Все комнаты в конторе были неказисты на вид. Обои потемнели и местами ободраны. Из-под них выглядывает газетная подкладка, измазанная серым клейстером. Подойдешь, прочитаешь фразочку и сразу поймешь, какой давности эта газета, какой великой и бессмертной эпохи, какого великого десятилетия. Поковырявшись в газетной подкладке, я докопался до военного слоя: «От Советского информбюро».
На тех местах, где висела в конторе наглядная агитация — объявления, призывы и графики, — сохранились на обоях более светлые места, прямоугольные пятна.
Сохранились еще тут конторский шкаф, директорский стол, два стула, табуретка, печка-голландка, не истребимый ни морозом, ни временем табачный дух, да еще — как курьез — телефон, который будет потом играть некоторую роль в этой грустной лирической истории.
Из всех шести комнат я оборудовал себе под жилье одну — бывший директорский кабинет. Она, эта комната, и с самого начала выглядела почище других. В ней была своя, самостоятельная печка, от остального дома комната отделялась не перегородками, а капитальной стеной и хорошо держала тепло.
Из конторского шкафа я выбросил полки, прогибавшиеся раньше под канцелярскими книгами, и получил таким образом платяной шкаф. Директорский стол был даже просторнее моего московского письменного стола. Черная клеенка на нем местами изрезана и порвана, но когда я раскладывал свои бумаги, то все огрехи загораживались и выходил прекрасный рабочий стол. Настольную лампу я выпросил в соседнем совхозе (в полутора километрах), а железную кровать с шишками и почти сохранившейся никелировкой подобрал в ближайшей деревне (в трех километрах): выставили на улицу, приобретя, как видно, модный ныне раскидывающийся диван. У этой кровати имелся только один-единственный недостаток: она была слегка широковата для одинокого отшельничьего спанья.

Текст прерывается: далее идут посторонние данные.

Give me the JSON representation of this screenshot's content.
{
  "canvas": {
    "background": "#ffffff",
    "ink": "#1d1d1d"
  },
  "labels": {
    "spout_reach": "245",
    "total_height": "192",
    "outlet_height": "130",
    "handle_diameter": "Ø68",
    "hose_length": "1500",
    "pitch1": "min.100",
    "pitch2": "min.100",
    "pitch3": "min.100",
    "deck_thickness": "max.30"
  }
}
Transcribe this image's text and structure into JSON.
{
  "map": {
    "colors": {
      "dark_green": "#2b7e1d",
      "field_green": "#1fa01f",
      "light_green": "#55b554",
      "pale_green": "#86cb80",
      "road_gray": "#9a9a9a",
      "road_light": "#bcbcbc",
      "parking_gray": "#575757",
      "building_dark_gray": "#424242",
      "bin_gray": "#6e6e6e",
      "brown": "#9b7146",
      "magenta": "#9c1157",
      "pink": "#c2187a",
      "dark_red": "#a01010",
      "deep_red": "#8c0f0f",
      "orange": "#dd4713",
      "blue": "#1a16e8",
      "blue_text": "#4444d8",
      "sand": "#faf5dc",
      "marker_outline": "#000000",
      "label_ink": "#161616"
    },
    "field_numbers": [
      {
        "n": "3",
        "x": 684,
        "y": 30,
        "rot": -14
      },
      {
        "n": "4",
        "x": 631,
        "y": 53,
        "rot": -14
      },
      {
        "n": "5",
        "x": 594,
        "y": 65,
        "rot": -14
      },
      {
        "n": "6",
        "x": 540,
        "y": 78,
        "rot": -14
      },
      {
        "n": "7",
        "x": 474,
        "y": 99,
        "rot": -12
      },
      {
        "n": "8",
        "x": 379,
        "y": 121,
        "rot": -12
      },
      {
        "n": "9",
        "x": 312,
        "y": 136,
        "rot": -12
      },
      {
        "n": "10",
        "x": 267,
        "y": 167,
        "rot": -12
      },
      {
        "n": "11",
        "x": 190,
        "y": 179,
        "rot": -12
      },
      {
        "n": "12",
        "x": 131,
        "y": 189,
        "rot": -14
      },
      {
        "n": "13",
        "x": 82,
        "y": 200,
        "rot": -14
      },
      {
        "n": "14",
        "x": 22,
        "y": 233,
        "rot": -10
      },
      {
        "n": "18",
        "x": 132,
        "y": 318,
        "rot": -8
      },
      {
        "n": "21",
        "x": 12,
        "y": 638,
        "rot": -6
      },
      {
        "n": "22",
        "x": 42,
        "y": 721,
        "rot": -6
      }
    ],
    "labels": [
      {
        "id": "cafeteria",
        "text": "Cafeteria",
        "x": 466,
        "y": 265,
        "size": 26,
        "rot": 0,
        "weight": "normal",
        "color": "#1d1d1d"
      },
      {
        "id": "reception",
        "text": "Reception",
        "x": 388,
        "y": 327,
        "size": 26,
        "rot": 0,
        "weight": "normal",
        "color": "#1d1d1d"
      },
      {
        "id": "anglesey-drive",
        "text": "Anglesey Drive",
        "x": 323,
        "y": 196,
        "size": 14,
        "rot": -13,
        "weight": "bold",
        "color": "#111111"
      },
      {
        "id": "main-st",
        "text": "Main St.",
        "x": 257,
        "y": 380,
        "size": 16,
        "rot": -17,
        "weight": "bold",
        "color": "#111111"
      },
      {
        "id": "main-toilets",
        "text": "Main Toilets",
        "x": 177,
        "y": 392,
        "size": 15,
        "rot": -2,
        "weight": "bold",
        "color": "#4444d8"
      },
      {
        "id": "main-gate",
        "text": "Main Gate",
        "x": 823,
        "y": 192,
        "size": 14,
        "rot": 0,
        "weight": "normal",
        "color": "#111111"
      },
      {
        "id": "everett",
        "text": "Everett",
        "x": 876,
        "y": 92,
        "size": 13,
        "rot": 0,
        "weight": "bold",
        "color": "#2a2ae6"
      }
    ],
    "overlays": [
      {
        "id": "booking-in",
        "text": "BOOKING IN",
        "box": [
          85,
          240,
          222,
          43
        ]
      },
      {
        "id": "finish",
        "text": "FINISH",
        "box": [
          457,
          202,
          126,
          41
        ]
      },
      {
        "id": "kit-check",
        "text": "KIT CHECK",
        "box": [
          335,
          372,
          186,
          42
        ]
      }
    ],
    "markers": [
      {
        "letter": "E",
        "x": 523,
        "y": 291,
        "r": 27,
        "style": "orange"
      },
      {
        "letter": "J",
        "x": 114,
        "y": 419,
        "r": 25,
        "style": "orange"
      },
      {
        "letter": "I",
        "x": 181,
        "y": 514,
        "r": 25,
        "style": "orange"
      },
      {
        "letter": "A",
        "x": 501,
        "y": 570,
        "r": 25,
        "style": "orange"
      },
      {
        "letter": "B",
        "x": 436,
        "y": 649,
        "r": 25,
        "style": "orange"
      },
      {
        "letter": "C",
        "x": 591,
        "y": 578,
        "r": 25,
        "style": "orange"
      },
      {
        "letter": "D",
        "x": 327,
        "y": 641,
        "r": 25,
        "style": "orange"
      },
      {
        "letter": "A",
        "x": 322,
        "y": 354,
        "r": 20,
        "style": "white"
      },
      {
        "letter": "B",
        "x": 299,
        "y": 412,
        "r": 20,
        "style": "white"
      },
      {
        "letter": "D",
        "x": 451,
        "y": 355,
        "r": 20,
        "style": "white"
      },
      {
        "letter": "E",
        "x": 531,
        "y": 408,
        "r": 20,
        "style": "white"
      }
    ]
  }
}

Если учесть, что я постоянно держал в комнате, в бутылке из-под итальянского вермута, ольховые либо черемуховые ветки, которые, обманувшись теплом, распускали листья и даже цвели, если учесть также, что ежедневно в сумерки у меня топилась печка, что я каждый день подметал деревянный, крашенный суриком пол, то нетрудно поверить и в то, что в моей одинокой комнате было всегда более или менее уютно, особенно когда войдешь в нее из остальных, ободранных и промороженных комнат.
Возникает вопрос, почему этот дом сохранился, почему пустовал и на каком основании я пользовался им, захватив директорский кабинет.
Когда ликвидировали завод, этот домик купил совхоз в надежде приспособить его… Впрочем, вернее всего, без всякой далекой цели, но на всякий случай: в хозяйстве пригодится. Но у совхоза много дел и руки до домика, до ремонта его, до приведения в порядок его все никак не доходили. Директором этого совхоза оказался мой сослуживец по армии ефрейтор Курочкин, а теперь Виктор Иванович. Как-то раз он позвонил мне в Москве, раздобыв телефон, зашел в гости, мы посидели, разговорились, остальное — понятно. Надумав сослать сам себя в добровольную ссылку, я всякий раз звонил Виктору Ивановичу в совхоз, он в течение недели отапливал мой «кабинет», и я приезжал как домой в привычное теплое помещение.